The willingness to target big names in Europe’s energy and defense sector illustrate how quickly the seven-year old Qatar Investment Authority, with an estimated $60 to $100 billion in assets, has found confidence. The new focus is a big leap from trophy purchases like luxury department stores or European football teams. But it may push Qatar closer to the point where it may ruffle some political feathers. It was only in 2005 that France blocked a rumored Pepsi bid on Danone, the food company — even though it later didn’t oppose a U.S.-led takeover of a competitor of the yoghurt-maker.
Contrary to many sovereign funds, Qatar has shown that it doesn’t like to be a passive investor. The fund has racked up board seats at German car-makers Volkswagen and Porsche, Credit Suisse bank, and construction firm Vinci. It may also seek to appoint a director at French media-to-aerospace conglomerate Lagardere , in which it holds a 10 percent stake. Belgian billionaire Albert Frere controlled 5.6 percent of Total at the end of 2010, enough to give him a board seat.
Financially, Qatar may well have picked up a bargain with its Total stake, built up over several months. The French group’s shares hit a nine-year low in August last year. Total was trading at around 8 times its 2012 earnings before it released its fourth quarter results last month. That’s a 16 percent discount to global peers, according to Denmark’s Jyske Bank. Qatari oil accounts for 7 percent of Total’s production.
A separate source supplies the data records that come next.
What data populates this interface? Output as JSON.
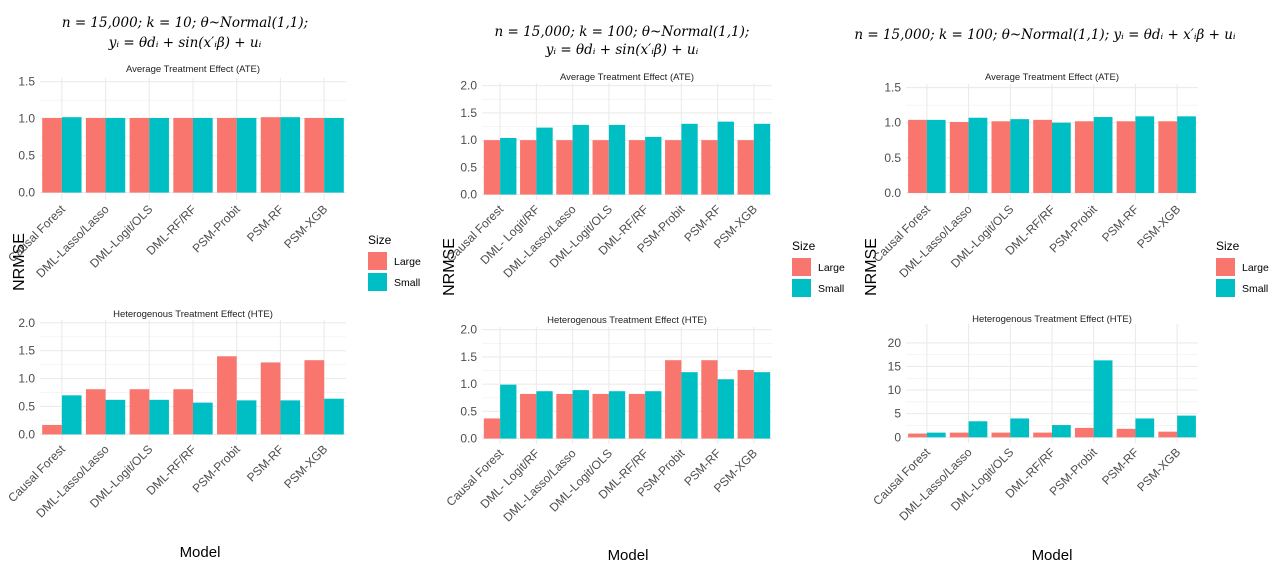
{
  "colors": {
    "Large": "#F8766D",
    "Small": "#00BFC4",
    "grid": "#EBEBEB",
    "text": "#4D4D4D"
  },
  "legend": {
    "title": "Size",
    "labels": [
      "Large",
      "Small"
    ]
  },
  "panels": [
    {
      "heading_lines": [
        "n = 15,000; k = 10; θ~Normal(1,1);",
        "yᵢ = θdᵢ + sin(x′ᵢβ) + uᵢ"
      ],
      "ylabel": "NRMSE",
      "xlabel": "Model"
    },
    {
      "heading_lines": [
        "n = 15,000; k = 100; θ~Normal(1,1);",
        "yᵢ = θdᵢ + sin(x′ᵢβ) + uᵢ"
      ],
      "ylabel": "NRMSE",
      "xlabel": "Model"
    },
    {
      "heading_lines": [
        "n = 15,000; k = 100; θ~Normal(1,1); yᵢ = θdᵢ + x′ᵢβ + uᵢ"
      ],
      "ylabel": "NRMSE",
      "xlabel": "Model"
    }
  ],
  "chart_data": [
    {
      "type": "bar",
      "panel": 0,
      "title": "Average Treatment Effect (ATE)",
      "categories": [
        "Causal Forest",
        "DML-Lasso/Lasso",
        "DML-Logit/OLS",
        "DML-RF/RF",
        "PSM-Probit",
        "PSM-RF",
        "PSM-XGB"
      ],
      "series": [
        {
          "name": "Large",
          "values": [
            1.01,
            1.01,
            1.01,
            1.01,
            1.01,
            1.02,
            1.01
          ]
        },
        {
          "name": "Small",
          "values": [
            1.02,
            1.01,
            1.01,
            1.01,
            1.01,
            1.02,
            1.01
          ]
        }
      ],
      "ylim": [
        -0.1,
        1.55
      ],
      "yticks": [
        0.0,
        0.5,
        1.0,
        1.5
      ],
      "grid": true
    },
    {
      "type": "bar",
      "panel": 0,
      "title": "Heterogenous Treatment Effect (HTE)",
      "categories": [
        "Causal Forest",
        "DML-Lasso/Lasso",
        "DML-Logit/OLS",
        "DML-RF/RF",
        "PSM-Probit",
        "PSM-RF",
        "PSM-XGB"
      ],
      "series": [
        {
          "name": "Large",
          "values": [
            0.17,
            0.81,
            0.81,
            0.81,
            1.4,
            1.29,
            1.33
          ]
        },
        {
          "name": "Small",
          "values": [
            0.7,
            0.62,
            0.62,
            0.57,
            0.61,
            0.61,
            0.64
          ]
        }
      ],
      "ylim": [
        -0.1,
        2.05
      ],
      "yticks": [
        0.0,
        0.5,
        1.0,
        1.5,
        2.0
      ],
      "grid": true
    },
    {
      "type": "bar",
      "panel": 1,
      "title": "Average Treatment Effect (ATE)",
      "categories": [
        "Causal Forest",
        "DML- Logit/RF",
        "DML-Lasso/Lasso",
        "DML-Logit/OLS",
        "DML-RF/RF",
        "PSM-Probit",
        "PSM-RF",
        "PSM-XGB"
      ],
      "series": [
        {
          "name": "Large",
          "values": [
            1.0,
            1.0,
            1.0,
            1.0,
            1.0,
            1.0,
            1.0,
            1.0
          ]
        },
        {
          "name": "Small",
          "values": [
            1.04,
            1.23,
            1.28,
            1.28,
            1.06,
            1.3,
            1.34,
            1.3
          ]
        }
      ],
      "ylim": [
        -0.1,
        2.05
      ],
      "yticks": [
        0.0,
        0.5,
        1.0,
        1.5,
        2.0
      ],
      "grid": true
    },
    {
      "type": "bar",
      "panel": 1,
      "title": "Heterogenous Treatment Effect (HTE)",
      "categories": [
        "Causal Forest",
        "DML- Logit/RF",
        "DML-Lasso/Lasso",
        "DML-Logit/OLS",
        "DML-RF/RF",
        "PSM-Probit",
        "PSM-RF",
        "PSM-XGB"
      ],
      "series": [
        {
          "name": "Large",
          "values": [
            0.37,
            0.82,
            0.82,
            0.82,
            0.82,
            1.44,
            1.44,
            1.26
          ]
        },
        {
          "name": "Small",
          "values": [
            0.99,
            0.87,
            0.89,
            0.87,
            0.87,
            1.22,
            1.09,
            1.22
          ]
        }
      ],
      "ylim": [
        -0.1,
        2.05
      ],
      "yticks": [
        0.0,
        0.5,
        1.0,
        1.5,
        2.0
      ],
      "grid": true
    },
    {
      "type": "bar",
      "panel": 2,
      "title": "Average Treatment Effect (ATE)",
      "categories": [
        "Causal Forest",
        "DML-Lasso/Lasso",
        "DML-Logit/OLS",
        "DML-RF/RF",
        "PSM-Probit",
        "PSM-RF",
        "PSM-XGB"
      ],
      "series": [
        {
          "name": "Large",
          "values": [
            1.04,
            1.01,
            1.02,
            1.04,
            1.02,
            1.02,
            1.02
          ]
        },
        {
          "name": "Small",
          "values": [
            1.04,
            1.07,
            1.05,
            1.0,
            1.08,
            1.09,
            1.09
          ]
        }
      ],
      "ylim": [
        -0.1,
        1.55
      ],
      "yticks": [
        0.0,
        0.5,
        1.0,
        1.5
      ],
      "grid": true
    },
    {
      "type": "bar",
      "panel": 2,
      "title": "Heterogenous Treatment Effect (HTE)",
      "categories": [
        "Causal Forest",
        "DML-Lasso/Lasso",
        "DML-Logit/OLS",
        "DML-RF/RF",
        "PSM-Probit",
        "PSM-RF",
        "PSM-XGB"
      ],
      "series": [
        {
          "name": "Large",
          "values": [
            0.8,
            1.0,
            1.0,
            1.0,
            2.0,
            1.8,
            1.2
          ]
        },
        {
          "name": "Small",
          "values": [
            1.0,
            3.4,
            4.0,
            2.6,
            16.3,
            4.0,
            4.6
          ]
        }
      ],
      "ylim": [
        -1.2,
        24.0
      ],
      "yticks": [
        0,
        5,
        10,
        15,
        20
      ],
      "grid": true
    }
  ]
}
But the investment has a strategic feel about it too. Qatar provides a quarter of the UK’s liquefied natural gas imports and is also selling gas to France. European governments are increasingly looking to the Gulf state to reduce their reliance on the more expensive gas of less politically stable suppliers likeRussia, Algeria or Nigeria. By investing heavily in big strategic European companies, Qatar isn’t doing its economy any harm.